AALL is a founding partner of OpenTheGovernment.org and Director of Government Relations Mary Alice Baish serves on its Steering Committee. AALL is committed to working with OTG to promote transparency at all levels of government.

[Posted by Emily Feldman]


AALL Participates in Audit of Revised Open Government Plans, Revealing Significant Improvements

July 21, 2010

AALL contributed to a second audit organized by OpenTheGovernment.org to rank executive agencies’ Open Government Plans, which were initially released on April 7 as required by the Obama Administration’s Open Government Directive (OGD). Agencies were given the opportunity to revise their plans by June 25, and 23 of the 39 agencies evaluated during the audit released revised plans by the June deadline.

Using the same criteria employed in the first round, the auditors rated the extent to which agencies’ revised plans met the OGD’s requirements and provided bonus points for exceeding the requirements.

The audit found that most agencies made significant steps to improve their plans. The Department of Health and Human Services, the Department of Transportation and the Environmental Protection Agency met all of the OGD requirements, and earned bonus points.

The Department of Justice moved from the lowest ranking to a respectable spot at number 8. DOJ responded positively to feedback and made important steps to include required links and identify high value data sets. Significantly, DOJ has promised to make publicly available its collection of digital legislative histories and to provide access to significant court filings through its Web site.

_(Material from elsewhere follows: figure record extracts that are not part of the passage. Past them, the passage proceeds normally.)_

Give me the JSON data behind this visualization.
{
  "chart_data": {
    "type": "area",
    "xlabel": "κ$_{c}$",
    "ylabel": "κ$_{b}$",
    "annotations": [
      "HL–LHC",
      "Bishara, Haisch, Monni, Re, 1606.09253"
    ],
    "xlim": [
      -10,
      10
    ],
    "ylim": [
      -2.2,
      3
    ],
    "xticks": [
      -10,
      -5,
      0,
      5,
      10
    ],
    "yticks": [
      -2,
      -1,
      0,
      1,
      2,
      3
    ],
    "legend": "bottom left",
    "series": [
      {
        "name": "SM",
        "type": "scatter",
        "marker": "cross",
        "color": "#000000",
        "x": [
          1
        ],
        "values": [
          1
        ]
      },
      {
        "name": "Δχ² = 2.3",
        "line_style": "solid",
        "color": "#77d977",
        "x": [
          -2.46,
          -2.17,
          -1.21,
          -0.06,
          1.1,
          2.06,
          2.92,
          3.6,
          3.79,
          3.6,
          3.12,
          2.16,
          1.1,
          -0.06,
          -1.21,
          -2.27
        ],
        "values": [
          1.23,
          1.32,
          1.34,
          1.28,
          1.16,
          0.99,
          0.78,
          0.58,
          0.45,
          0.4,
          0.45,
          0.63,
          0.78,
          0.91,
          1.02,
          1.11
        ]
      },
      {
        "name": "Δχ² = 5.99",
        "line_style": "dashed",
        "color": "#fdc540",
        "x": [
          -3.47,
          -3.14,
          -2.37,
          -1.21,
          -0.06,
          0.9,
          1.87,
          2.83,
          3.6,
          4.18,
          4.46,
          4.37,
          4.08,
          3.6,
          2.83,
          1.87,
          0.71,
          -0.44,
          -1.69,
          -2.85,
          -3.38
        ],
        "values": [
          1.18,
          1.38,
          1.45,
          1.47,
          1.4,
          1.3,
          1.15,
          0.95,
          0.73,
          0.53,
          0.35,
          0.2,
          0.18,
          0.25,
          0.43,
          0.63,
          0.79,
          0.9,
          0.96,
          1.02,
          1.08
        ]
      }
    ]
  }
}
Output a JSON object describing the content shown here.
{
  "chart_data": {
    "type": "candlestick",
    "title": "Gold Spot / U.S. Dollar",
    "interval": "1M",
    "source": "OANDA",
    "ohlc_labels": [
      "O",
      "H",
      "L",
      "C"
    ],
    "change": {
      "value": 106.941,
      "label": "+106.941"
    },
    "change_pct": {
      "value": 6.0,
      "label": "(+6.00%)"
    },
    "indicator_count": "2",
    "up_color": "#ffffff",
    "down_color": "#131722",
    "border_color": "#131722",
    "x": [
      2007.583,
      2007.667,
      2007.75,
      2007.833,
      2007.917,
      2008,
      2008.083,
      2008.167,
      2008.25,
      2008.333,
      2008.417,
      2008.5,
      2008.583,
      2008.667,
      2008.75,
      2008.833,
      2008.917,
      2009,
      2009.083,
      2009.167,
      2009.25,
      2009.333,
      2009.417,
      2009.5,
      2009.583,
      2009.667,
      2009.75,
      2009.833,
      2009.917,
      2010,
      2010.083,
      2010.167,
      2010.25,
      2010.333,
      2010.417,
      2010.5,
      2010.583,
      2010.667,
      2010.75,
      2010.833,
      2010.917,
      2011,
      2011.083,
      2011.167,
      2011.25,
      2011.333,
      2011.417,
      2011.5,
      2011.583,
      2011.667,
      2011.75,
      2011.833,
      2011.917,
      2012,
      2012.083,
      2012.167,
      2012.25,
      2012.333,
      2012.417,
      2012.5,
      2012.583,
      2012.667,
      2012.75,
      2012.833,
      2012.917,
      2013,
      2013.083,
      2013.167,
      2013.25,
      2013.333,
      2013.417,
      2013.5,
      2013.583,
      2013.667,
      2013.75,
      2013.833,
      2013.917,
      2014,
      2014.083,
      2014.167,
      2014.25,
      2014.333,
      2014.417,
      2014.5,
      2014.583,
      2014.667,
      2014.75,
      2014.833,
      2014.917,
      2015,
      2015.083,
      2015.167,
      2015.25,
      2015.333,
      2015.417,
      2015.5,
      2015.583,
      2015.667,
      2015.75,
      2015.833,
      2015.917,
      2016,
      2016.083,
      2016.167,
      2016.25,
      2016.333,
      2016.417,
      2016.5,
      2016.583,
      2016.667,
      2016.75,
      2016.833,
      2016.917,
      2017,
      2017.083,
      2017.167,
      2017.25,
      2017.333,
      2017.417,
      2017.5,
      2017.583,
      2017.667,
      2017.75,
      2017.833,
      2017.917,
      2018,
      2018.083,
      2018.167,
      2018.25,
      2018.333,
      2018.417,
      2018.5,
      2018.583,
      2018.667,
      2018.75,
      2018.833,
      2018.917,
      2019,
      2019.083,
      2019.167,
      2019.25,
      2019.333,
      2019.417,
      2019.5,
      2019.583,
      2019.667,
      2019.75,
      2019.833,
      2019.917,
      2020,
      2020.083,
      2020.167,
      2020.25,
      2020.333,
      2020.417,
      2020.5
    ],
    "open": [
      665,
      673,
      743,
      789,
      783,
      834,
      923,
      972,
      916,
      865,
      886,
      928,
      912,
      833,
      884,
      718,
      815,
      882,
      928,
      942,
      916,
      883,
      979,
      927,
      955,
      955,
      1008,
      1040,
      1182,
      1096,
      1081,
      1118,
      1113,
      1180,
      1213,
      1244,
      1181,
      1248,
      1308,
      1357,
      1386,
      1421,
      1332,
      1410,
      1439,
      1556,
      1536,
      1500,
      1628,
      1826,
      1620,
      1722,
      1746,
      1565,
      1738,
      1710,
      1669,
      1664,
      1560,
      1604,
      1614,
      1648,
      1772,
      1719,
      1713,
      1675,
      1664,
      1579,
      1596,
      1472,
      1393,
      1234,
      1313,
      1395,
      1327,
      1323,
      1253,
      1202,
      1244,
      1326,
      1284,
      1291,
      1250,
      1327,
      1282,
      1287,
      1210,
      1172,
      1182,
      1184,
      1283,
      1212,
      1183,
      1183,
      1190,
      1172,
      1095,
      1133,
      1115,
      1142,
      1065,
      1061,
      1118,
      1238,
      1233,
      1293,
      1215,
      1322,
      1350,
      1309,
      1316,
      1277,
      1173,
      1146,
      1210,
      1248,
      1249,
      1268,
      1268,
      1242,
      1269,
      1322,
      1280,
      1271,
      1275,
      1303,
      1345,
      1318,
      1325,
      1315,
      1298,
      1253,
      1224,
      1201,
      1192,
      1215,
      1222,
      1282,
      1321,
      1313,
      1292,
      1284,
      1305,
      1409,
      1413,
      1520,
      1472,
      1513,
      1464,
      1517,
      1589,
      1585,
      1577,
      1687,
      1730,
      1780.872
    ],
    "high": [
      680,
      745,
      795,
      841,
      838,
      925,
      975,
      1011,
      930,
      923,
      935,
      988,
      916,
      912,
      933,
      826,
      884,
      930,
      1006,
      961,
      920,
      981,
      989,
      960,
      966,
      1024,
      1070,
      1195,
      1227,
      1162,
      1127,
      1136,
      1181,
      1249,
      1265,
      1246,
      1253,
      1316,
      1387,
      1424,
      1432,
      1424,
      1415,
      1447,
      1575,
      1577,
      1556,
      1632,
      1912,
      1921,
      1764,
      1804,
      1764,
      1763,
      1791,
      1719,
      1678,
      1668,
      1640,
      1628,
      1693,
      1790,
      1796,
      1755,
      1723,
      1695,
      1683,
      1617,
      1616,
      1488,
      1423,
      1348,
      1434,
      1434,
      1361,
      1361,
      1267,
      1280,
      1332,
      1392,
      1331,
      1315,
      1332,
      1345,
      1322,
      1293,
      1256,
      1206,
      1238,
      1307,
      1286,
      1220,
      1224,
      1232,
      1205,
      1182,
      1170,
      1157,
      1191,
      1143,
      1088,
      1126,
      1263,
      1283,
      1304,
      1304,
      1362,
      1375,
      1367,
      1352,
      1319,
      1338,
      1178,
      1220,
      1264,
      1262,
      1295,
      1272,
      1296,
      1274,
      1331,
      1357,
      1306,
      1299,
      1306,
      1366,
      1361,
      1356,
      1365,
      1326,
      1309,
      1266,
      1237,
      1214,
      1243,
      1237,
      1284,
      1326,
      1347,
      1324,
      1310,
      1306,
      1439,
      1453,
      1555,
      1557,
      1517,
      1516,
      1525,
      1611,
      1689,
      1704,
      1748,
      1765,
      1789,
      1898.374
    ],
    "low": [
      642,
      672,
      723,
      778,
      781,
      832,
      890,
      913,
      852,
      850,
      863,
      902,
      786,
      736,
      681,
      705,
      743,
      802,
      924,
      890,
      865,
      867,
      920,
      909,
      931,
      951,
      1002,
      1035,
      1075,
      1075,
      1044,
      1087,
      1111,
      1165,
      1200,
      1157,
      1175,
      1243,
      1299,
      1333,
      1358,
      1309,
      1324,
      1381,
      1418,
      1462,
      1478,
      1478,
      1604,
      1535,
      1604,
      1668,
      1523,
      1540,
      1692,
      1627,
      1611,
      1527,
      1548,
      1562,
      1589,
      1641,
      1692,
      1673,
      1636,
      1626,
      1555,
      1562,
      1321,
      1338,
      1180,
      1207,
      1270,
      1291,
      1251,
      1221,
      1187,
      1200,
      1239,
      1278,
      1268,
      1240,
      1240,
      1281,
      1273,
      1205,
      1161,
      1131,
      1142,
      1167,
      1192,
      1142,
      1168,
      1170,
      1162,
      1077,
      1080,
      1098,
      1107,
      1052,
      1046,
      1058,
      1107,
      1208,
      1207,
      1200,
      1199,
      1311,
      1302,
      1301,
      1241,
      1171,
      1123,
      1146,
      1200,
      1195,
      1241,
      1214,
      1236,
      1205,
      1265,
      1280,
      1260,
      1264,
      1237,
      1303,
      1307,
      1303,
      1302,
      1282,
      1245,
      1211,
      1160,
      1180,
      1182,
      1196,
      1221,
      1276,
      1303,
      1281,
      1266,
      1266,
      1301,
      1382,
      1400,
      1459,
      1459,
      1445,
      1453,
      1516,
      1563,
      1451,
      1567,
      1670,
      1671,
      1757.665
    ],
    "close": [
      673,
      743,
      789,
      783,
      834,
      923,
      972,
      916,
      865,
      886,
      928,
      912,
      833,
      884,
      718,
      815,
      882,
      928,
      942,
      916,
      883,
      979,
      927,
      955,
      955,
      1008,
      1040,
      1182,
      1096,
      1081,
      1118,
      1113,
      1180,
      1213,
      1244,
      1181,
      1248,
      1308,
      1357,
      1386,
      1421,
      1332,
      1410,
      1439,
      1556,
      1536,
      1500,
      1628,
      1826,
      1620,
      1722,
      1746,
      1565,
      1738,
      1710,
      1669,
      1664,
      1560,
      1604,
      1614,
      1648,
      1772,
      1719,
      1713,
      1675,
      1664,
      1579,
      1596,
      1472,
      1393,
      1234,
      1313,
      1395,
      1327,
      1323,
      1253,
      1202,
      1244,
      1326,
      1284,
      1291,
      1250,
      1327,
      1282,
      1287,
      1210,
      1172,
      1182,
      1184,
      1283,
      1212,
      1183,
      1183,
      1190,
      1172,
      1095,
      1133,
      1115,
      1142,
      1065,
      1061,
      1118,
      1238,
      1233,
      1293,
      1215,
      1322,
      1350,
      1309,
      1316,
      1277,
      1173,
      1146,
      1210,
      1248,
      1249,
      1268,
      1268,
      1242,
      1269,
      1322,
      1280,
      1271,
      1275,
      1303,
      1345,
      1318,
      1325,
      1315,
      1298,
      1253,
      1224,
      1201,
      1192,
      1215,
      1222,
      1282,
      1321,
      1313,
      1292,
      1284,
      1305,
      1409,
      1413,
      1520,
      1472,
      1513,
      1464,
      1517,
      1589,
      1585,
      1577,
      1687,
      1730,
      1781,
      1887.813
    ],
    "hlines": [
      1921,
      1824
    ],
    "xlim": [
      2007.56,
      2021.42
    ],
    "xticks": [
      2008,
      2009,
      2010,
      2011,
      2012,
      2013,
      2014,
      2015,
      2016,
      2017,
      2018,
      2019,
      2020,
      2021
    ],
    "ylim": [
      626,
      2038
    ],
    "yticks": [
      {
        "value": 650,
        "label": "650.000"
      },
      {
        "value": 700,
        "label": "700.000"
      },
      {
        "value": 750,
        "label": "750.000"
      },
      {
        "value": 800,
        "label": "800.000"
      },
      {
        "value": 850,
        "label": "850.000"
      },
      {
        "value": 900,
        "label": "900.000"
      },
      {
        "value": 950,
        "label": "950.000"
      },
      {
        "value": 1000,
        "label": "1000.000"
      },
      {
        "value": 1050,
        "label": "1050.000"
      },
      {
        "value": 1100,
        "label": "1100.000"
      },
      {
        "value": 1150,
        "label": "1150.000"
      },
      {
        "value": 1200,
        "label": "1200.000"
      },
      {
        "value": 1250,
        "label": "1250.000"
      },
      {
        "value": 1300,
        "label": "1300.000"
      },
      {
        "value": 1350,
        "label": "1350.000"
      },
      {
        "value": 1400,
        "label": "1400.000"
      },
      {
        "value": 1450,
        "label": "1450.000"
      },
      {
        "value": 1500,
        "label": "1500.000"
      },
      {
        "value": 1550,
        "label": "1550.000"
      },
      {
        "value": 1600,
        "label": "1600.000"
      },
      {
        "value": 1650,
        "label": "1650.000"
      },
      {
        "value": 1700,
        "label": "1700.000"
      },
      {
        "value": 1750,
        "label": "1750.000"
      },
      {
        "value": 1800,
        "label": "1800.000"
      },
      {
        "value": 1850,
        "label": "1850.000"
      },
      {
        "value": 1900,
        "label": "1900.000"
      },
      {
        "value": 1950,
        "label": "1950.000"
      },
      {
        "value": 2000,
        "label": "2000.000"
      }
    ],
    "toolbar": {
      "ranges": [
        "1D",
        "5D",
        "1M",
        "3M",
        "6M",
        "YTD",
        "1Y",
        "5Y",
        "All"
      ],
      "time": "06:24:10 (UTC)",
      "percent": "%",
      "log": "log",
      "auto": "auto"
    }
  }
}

The auditors are now developing metrics to evaluate how agencies implement their Open Government Plans. AALL and the other auditors will continue to work closely with agencies to ensure that they follow through on their promises to create a more open government.

[Posted by Emily Feldman]


AALL Contributes to Audit Revealing Wide Variation in Agency Plans to Make Government More Open: NASA, HUD, EPA Produce Strong Plans, DOJ Plan Disappoints

May 3, 2010

AALL contributed to an audit organized by OpenTheGovernment.org to rank executive agencies’ Open Government Plans, which were released on April 7 as required by the Obama administration’s Open Government Directive (OGD). The evaluations rate the extent to which agencies met the OGD’s requirements and provide bonus points for exceeding the requirements.

While all of the agencies required to produce a plan completed them within the four month deadline, the audit found wide variation in the plans. The National Aeronautics and Space Administration, Department of Housing and Urban Development, and Environmental Protection Agency produced the strongest plans by going beyond all the OGD requirements, while the Department of Treasury, Department of Defense, Office of Management and Budget (OMB), Department of Energy, and the Department of Justice produced the weakest.

Agencies will be asked to revise their plans by the end of May. OpenTheGovernment.org and AALL will revisit those plans in early June to see how agencies have responded to this audit.